For over forty years, in ten different American cities, amateur singers and dancers have joined professional performers to welcome the winter solstice with a holiday variety show called “The Revels.” This year at Dartmouth’s Hopkins Center, the theme is “An Appalachian Celebration,” and it features some high-stepping, fast-fiddling Vermonters.
As the lights go down, brass instruments herald children and adults in homespun dresses and overalls as they stroll onto the stage. Artistic Director Maureen Burford says she took her inspiration this year from a memoir of Appalachian life by famed folk singer and dulcimer player Jean Ritchie.
"[I was] thinking of the idea of an Appalachian quilt in terms of weaving pieces of memories together from her life," Burford says. "But they could be anybody’s memories of a Christmas back in 1920 or 1930."
Suzannah Park opens the show, belting out the traditional folk song “Day Is Breaking in My Soul.” Park lives in Ashville, N.C., where she learned singing and clogging from her parents and their many musical friends. Park says she loves "The Revels" because it celebrates not just a Christian holiday, but the winter solstice. And it stitches together African-American gospel and Appalachian music dating back to English and Scottish tradition.
“And what’s so great about any Revels community that I’ve been in is that they’re not all professional musicians," Park says. "They’re a doctor and they’re a school teacher and they’re a stay-at-home mom [who has] brought her children into the performance. It’s multi-generational, and it’s my favorite way of being in music,” Park says.
While the Southern Appalachian twang in the spiritual “I Wanna Be Ready” may seem miles away from New England, musically speaking the two regions are not so far apart. Both were settled by colonists from the British Isles. But there is one big difference, says headliner Pete Sutherland, one of Vermont’s most famous fiddlers.
“The encounter with the banjo in the African music tradition down south, which we did not benefit from up here, changed the rhythm entirely—so it’s much more funky,” Sutherland says.

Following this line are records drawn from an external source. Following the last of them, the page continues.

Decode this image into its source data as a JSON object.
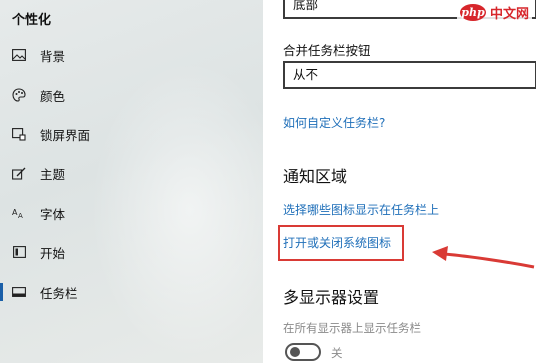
{
  "sidebar": {
    "title": "个性化",
    "items": [
      {
        "label": "背景",
        "icon": "image-icon"
      },
      {
        "label": "颜色",
        "icon": "palette-icon"
      },
      {
        "label": "锁屏界面",
        "icon": "lock-screen-icon"
      },
      {
        "label": "主题",
        "icon": "theme-brush-icon"
      },
      {
        "label": "字体",
        "icon": "font-icon"
      },
      {
        "label": "开始",
        "icon": "start-menu-icon"
      },
      {
        "label": "任务栏",
        "icon": "taskbar-icon",
        "active": true
      }
    ]
  },
  "content": {
    "taskbar_position_value": "底部",
    "combine_buttons_label": "合并任务栏按钮",
    "combine_buttons_value": "从不",
    "customize_link": "如何自定义任务栏?",
    "notification_title": "通知区域",
    "select_icons_link": "选择哪些图标显示在任务栏上",
    "system_icons_link": "打开或关闭系统图标",
    "multi_display_title": "多显示器设置",
    "show_all_displays_label": "在所有显示器上显示任务栏",
    "show_all_displays_state": "关"
  },
  "annotations": {
    "highlight_color": "#d93a35",
    "arrow_color": "#d93a35"
  },
  "watermark": {
    "logo": "php",
    "text": "中文网"
  },
  "colors": {
    "link": "#1f6fb9",
    "accent": "#1a5fa8"
  }
}
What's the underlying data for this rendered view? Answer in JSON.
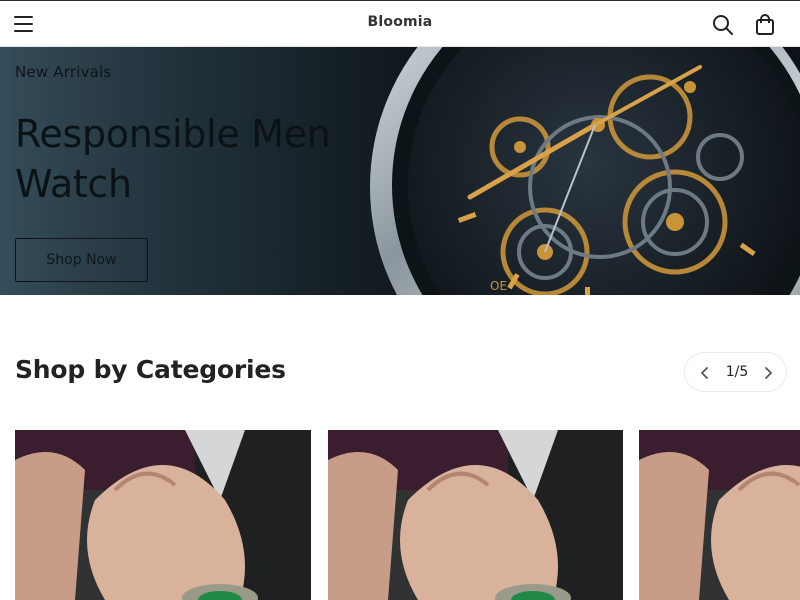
{
  "header": {
    "brand": "Bloomia",
    "icons": [
      "menu-icon",
      "search-icon",
      "shopping-bag-icon"
    ]
  },
  "hero": {
    "eyebrow": "New Arrivals",
    "title": "Responsible Men Watch",
    "button_label": "Shop Now",
    "watch_bezel_text": "OE"
  },
  "categories": {
    "title": "Shop by Categories",
    "pager": "1/5",
    "cards": [
      {
        "image": "wrist-watch-photo"
      },
      {
        "image": "wrist-watch-photo"
      },
      {
        "image": "wrist-watch-photo"
      }
    ]
  },
  "colors": {
    "accent_gold": "#c9933a",
    "hero_dark": "#0a0f13",
    "watch_green": "#1f8a46"
  }
}
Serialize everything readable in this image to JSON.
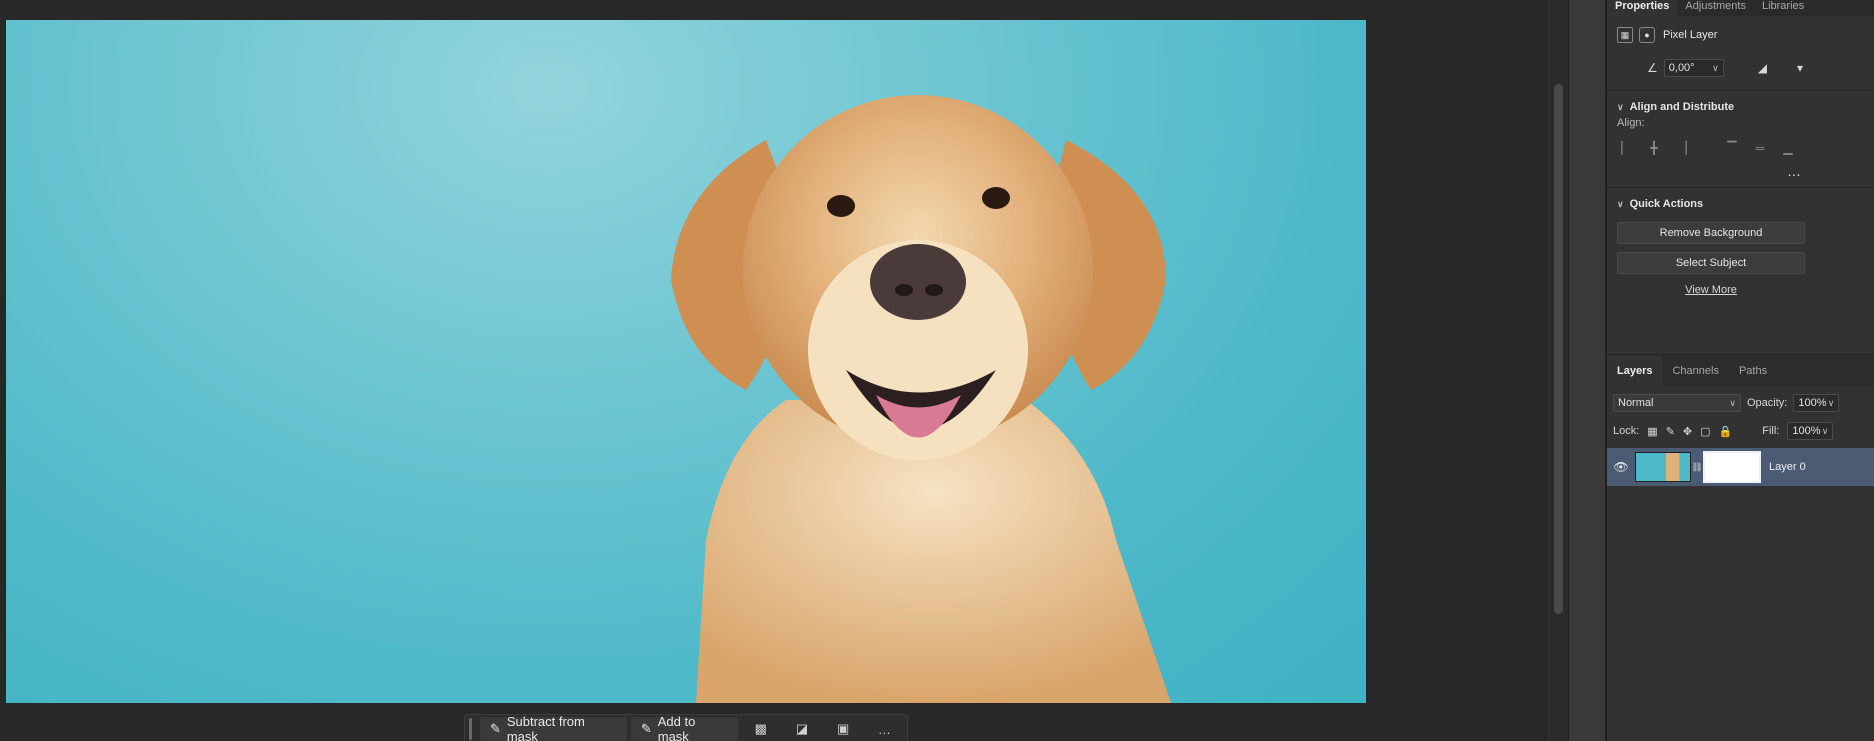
{
  "taskbar": {
    "subtract_label": "Subtract from mask",
    "add_label": "Add to mask",
    "more": "…"
  },
  "properties": {
    "tabs": [
      "Properties",
      "Adjustments",
      "Libraries"
    ],
    "layer_kind": "Pixel Layer",
    "angle_value": "0,00°",
    "align_section": "Align and Distribute",
    "align_label": "Align:",
    "more": "…",
    "quick_actions_section": "Quick Actions",
    "remove_background": "Remove Background",
    "select_subject": "Select Subject",
    "view_more": "View More"
  },
  "layers": {
    "tabs": [
      "Layers",
      "Channels",
      "Paths"
    ],
    "blend_mode": "Normal",
    "opacity_label": "Opacity:",
    "opacity_value": "100%",
    "lock_label": "Lock:",
    "fill_label": "Fill:",
    "fill_value": "100%",
    "layer_name": "Layer 0"
  },
  "colors": {
    "background": "#282828",
    "panel": "#323232",
    "selected_layer": "#4a5b73",
    "canvas_teal": "#4db8c8"
  }
}
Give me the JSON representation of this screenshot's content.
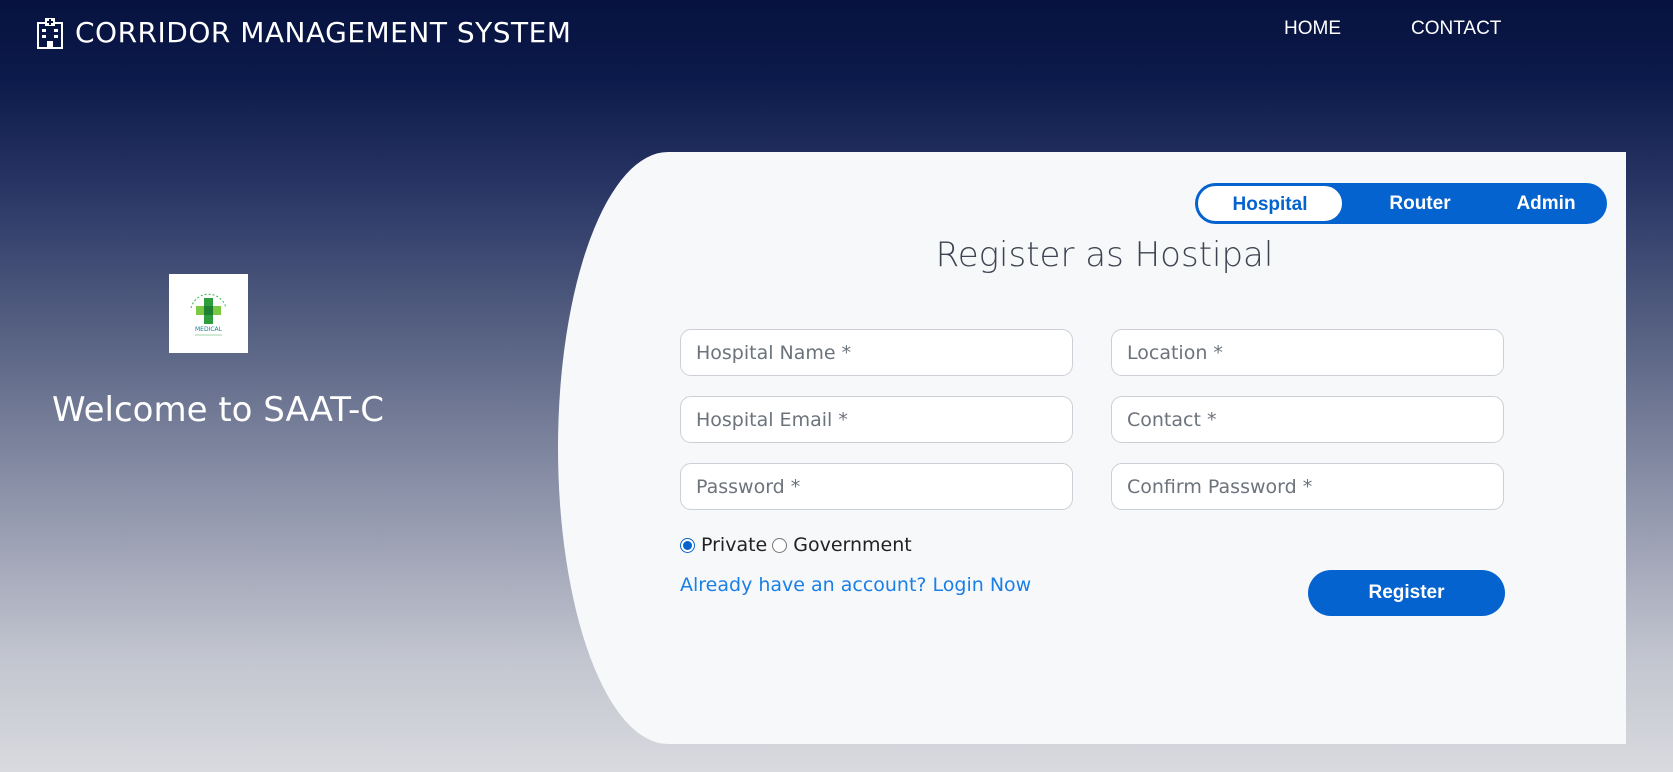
{
  "header": {
    "title": "CORRIDOR MANAGEMENT SYSTEM",
    "icon": "hospital-icon",
    "nav": [
      {
        "label": "HOME"
      },
      {
        "label": "CONTACT"
      }
    ]
  },
  "left": {
    "logo_text": "MEDICAL",
    "welcome": "Welcome to SAAT-C"
  },
  "switcher": {
    "tabs": [
      {
        "label": "Hospital",
        "active": true
      },
      {
        "label": "Router",
        "active": false
      },
      {
        "label": "Admin",
        "active": false
      }
    ]
  },
  "form": {
    "title": "Register as Hostipal",
    "fields": {
      "hospital_name": {
        "placeholder": "Hospital Name *",
        "value": ""
      },
      "location": {
        "placeholder": "Location *",
        "value": ""
      },
      "hospital_email": {
        "placeholder": "Hospital Email *",
        "value": ""
      },
      "contact": {
        "placeholder": "Contact *",
        "value": ""
      },
      "password": {
        "placeholder": "Password *",
        "value": ""
      },
      "confirm_password": {
        "placeholder": "Confirm Password *",
        "value": ""
      }
    },
    "type_options": [
      {
        "label": "Private",
        "selected": true
      },
      {
        "label": "Government",
        "selected": false
      }
    ],
    "login_link": "Already have an account? Login Now",
    "submit_label": "Register"
  },
  "colors": {
    "accent": "#0563cf",
    "link": "#1a7fe6",
    "header_bg": "#07123f",
    "card_bg": "#f7f8fa"
  }
}
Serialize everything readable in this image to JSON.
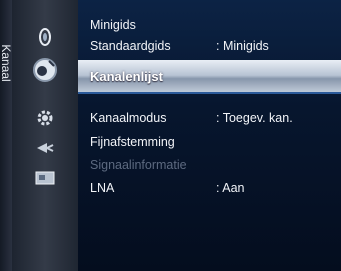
{
  "side_label": "Kanaal",
  "icons": [
    "picture-icon",
    "channel-icon",
    "setup-icon",
    "input-icon",
    "application-icon"
  ],
  "menu": {
    "minigids": "Minigids",
    "standaardgids": {
      "label": "Standaardgids",
      "value": ": Minigids"
    },
    "kanalenlijst": "Kanalenlijst",
    "kanaalmodus": {
      "label": "Kanaalmodus",
      "value": ": Toegev. kan."
    },
    "fijnafstemming": "Fijnafstemming",
    "signaalinformatie": "Signaalinformatie",
    "lna": {
      "label": "LNA",
      "value": ": Aan"
    }
  },
  "colors": {
    "highlight": "#c7d1de",
    "background": "#07142a",
    "disabled_text": "#5d6a80"
  }
}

And that funky banjo comes front and center in the children’s chorus to “Buck-eyed Jim.”
Sutherland tips his hat to southern tradition, but he’d rather not play in blistering heat. In fact, he says long winters may help make Vermont the musical place that it is. After the harvest is in, families have plenty of time to sing and dance together.
“So that’s great,” Sutherland says.
He recalled a fiddle player, Tommy Jarrell from North Carolina, sweating out a summer festival in 95-degree heat. "You know folks, when the snow flies, that’s the time to make music," Jarrell said.
And the snow is likely to be flying this weekend, as "The Revels" comes to the North Country. It will be presented in the Spaulding Auditorium at the Hopkins Center through Sunday.